Despite some assurances that taxpayers who receive certain notices don't need to take any action, the correspondence has been alarming and "taxpayers are understandably concerned about the escalation of inappropriate IRS compliance activities," the AICPA said.
"The IRS must provide taxpayers relief from the endless cycle of unnecessary and inappropriate notice and collection activities," the letter said.
The IRS has fielded a request from Rep. Bill Pascrell Jr., D-N.J., the chairman of the House Ways and Means Oversight Subcommittee, to suspend penalties that could be tied to the agency's delivery of incorrect tax due notices.
Also among the AICPA's recommendations were that the IRS and Treasury provide relief from penalties for underpaying taxes or not paying them on time.
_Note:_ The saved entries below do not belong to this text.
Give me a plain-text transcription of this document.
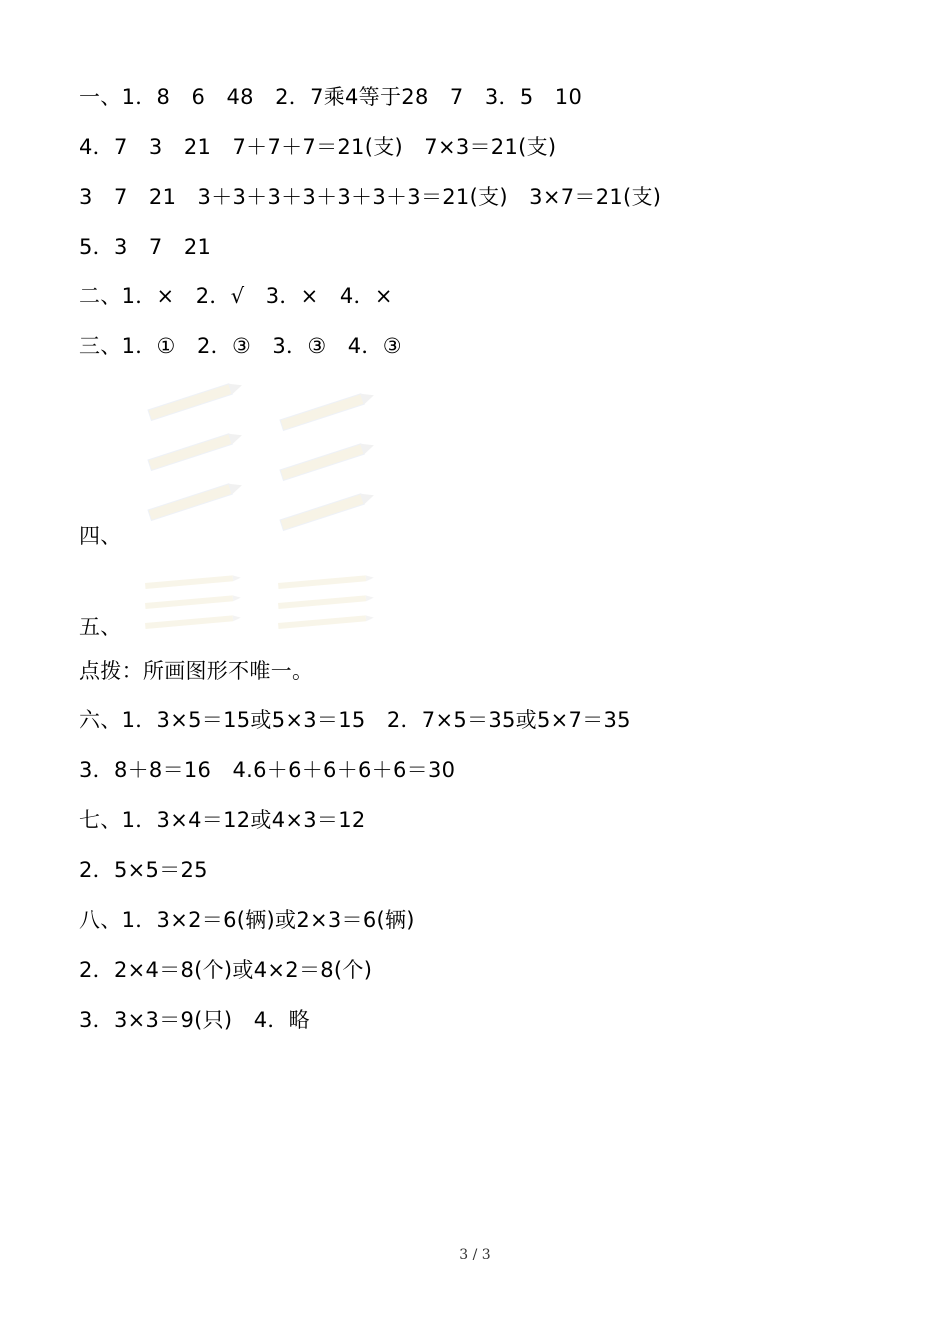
一、1．8　6　48　2．7乘4等于28　7　3．5　10
4．7　3　21　7＋7＋7＝21(支)　7×3＝21(支)
3　7　21　3＋3＋3＋3＋3＋3＋3＝21(支)　3×7＝21(支)
5．3　7　21
二、1．×　2．√　3．×　4．×
三、1．①　2．③　3．③　4．③
四、
五、
点拨：所画图形不唯一。
六、1．3×5＝15或5×3＝15　2．7×5＝35或5×7＝35
3．8＋8＝16　4.6＋6＋6＋6＋6＝30
七、1．3×4＝12或4×3＝12
2．5×5＝25
八、1．3×2＝6(辆)或2×3＝6(辆)
2．2×4＝8(个)或4×2＝8(个)
3．3×3＝9(只)　4．略
3 / 3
Some people may have not withheld taxes on their unemployment benefits, while others may hesitate to meet with tax professionals in person to turn over data needed to accurately compute payments, the AICPA said in a separate letter dated Feb. 16 that was released Tuesday.
Mail backlogs at the U.S. Postal Service also might have led to missing tax documents, which could in turn lead to inaccurate tax preparations that risk the accrual of penalties, according to that letter. The IRS itself had a mail backlog from the pandemic in 2020, which it cleared this year.
Despite the busy tax season, Rettig has said the agency is ready to send a potential third round of coronavirus impact payments included in President Joe Biden's $1.9 trillion pandemic relief legislation. The AICPA said that delaying tax deadlines to June 15 because of a third round of direct payments would give the IRS time to process the roughly 6 million returns that remain from the 2019 tax year.
Treasury and the IRS did not respond to requests for comment.